(Melbourne) Dans l’état de Victoria, dans le sud de l’Australie, la population n’est plus évacuée en cas de feux de forêt. Encore plus surprenant, les gens sont encouragés à rester chez eux pour défendre leur maison. Le passé a montré que c’est ainsi qu’ils auront la vie sauve, tout en pouvant réellement préserver leur foyer des flammes.

« Onze des 12 personnes mortes pendant un feu de forêt ces trois derniers étés étaient dans leur voiture. C’est la chaleur irradiante qui tue. La maison est une excellente barrière contre ça », explique John Schauble de l’Université de Melbourne et auteur du Australian Safety Guide of Bushfire.

Il faut éviter de s’exposer au feu lors d’une évacuation tardive. « Préparez-vous et restez, ou partez tôt » suggère le Centre de recherche sur les feux de forêt australiens. Mais il est rarement possible de partir tôt car les feux australiens sont imprévisibles.

Des flammes qui se propagent à une vitesse folle

Les vents australiens tournoient et poussent le feu à grande vitesse. « Qu’est-ce qu’on peut faire contre un feu qui galope à 80 km/h? » demande Meg Rive, dont les 12 000 arbres que son conjoint et elle avaient plantés ont été dévorés par les flammes. Son voisin, lui, a perdu son troupeau de moutons en entier.

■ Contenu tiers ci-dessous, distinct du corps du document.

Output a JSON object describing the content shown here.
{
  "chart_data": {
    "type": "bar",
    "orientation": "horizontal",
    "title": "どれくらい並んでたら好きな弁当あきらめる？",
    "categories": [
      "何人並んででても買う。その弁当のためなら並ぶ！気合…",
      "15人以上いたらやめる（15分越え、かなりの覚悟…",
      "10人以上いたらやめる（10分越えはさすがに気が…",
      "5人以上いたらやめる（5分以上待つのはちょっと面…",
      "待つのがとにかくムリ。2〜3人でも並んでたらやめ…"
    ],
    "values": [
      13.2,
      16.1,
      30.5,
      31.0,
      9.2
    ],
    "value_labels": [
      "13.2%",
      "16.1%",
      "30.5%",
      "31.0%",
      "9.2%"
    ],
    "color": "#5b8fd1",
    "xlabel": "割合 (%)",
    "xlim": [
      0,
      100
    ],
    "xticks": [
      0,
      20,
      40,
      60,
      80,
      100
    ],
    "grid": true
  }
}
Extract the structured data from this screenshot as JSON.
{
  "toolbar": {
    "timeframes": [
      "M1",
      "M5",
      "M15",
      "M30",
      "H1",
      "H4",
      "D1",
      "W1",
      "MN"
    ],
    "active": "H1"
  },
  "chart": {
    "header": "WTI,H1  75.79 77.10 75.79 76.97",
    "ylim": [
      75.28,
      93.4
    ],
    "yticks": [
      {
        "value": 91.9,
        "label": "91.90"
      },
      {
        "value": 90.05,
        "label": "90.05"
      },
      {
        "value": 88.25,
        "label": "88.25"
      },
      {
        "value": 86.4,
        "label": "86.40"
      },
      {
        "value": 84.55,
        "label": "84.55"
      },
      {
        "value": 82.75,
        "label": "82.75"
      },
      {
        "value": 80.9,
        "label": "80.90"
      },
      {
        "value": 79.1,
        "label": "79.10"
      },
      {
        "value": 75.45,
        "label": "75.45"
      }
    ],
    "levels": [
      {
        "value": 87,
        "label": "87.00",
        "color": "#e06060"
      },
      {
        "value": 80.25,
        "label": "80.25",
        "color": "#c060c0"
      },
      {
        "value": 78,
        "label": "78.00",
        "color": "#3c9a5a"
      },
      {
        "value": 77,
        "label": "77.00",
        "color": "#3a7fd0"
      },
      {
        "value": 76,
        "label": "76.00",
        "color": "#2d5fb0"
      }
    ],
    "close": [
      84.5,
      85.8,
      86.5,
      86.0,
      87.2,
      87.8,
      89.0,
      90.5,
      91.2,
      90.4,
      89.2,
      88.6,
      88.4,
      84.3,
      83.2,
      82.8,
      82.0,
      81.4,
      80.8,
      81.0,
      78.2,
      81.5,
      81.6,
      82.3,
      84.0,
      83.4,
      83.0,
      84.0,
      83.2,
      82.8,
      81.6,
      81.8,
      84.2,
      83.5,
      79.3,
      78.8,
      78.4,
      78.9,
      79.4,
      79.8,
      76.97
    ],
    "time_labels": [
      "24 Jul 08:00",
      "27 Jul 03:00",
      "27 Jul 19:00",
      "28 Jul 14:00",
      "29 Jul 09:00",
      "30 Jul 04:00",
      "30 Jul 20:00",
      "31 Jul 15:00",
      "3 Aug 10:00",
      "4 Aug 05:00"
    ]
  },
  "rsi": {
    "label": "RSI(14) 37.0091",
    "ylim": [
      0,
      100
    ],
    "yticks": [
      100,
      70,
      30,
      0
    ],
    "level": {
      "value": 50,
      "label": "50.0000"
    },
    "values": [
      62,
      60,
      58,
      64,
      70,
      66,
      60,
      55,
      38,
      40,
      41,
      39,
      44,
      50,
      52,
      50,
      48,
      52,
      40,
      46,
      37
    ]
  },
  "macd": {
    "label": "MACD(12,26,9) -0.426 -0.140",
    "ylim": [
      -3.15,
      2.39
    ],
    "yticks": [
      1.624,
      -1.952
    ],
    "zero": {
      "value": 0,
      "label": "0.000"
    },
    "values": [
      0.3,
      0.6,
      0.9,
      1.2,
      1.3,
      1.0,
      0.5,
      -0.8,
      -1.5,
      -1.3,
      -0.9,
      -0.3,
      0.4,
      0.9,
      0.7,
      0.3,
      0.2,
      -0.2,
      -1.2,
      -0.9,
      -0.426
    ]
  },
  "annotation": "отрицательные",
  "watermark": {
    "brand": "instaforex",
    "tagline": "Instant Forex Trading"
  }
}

Meg Rive explique : « Souvent, les gens ne prennent conscience du feu que lorsqu’il est déjà à la limite de leur terrain. » Avec un temps de réaction aussi court, il moins risqué de rester à la maison. Fumée omniprésente, chaleur intense, feu aux trousses, les gens sont déboussolés, paniqués et risquent leur vie à essayer de la sauver. Les évacuations tardives se réalisent dans les pires conditions.

Sauver sa vie… et sa maison

Rester à la maison permet également préserver les propriétés. Sachant que 90% des maisons qui brûlent sont sans surveillance, les résidents des zones à risque gagnent à y mettre les efforts. Mais lutter contre un feu ne s’improvise pas. Les autorités australiennes enseignent comment défendre activement les propriétés.

La population apprend à rester vigilante. Les maisons flambent généralement de 6 à 12 heures après le passage du front du feu à cause des « attaques de tisons ». Portés par le vent, ils se déposent sur les toits, sous les galeries ou se logent dans les orifices de la maison pour allumer le brasier. Il faut donc lutter avant le passage du front, se réfugier dans la maison pendant les dix minutes où le front du feu passe et, surtout, retourner arroser la maison et ses environs après.

La majorité de la population australienne, concentrée au sud, connaîtra 10 à 40% plus de jours avec un indice de danger extrême de feux d’ici 2020, selon Ross Bradstock de l’Université de Wollongong. Les changements climatiques intensifieront les températures et la sécheresse de ce continent, qui est déjà le plus sec au monde, en excluant l’Antarctique. Au nord, l’eau jaillit du feu

La moitié du nord de l’Australie brûle chaque année. Depuis toujours. La végétation est non seulement prête à survivre face au feu mais elle en a besoin. Ainsi, les aborigènes brûlent intentionnellement des parties du bush pour assurer la régénération et la biodiversité des plantes, et même pour retourner à l’état de marécages ! Ils se basent sur un savoir vieux de milliers d’années. Leur expertise est désormais reconnue par les scientifiques qui assistent désormais le brûlage des terres.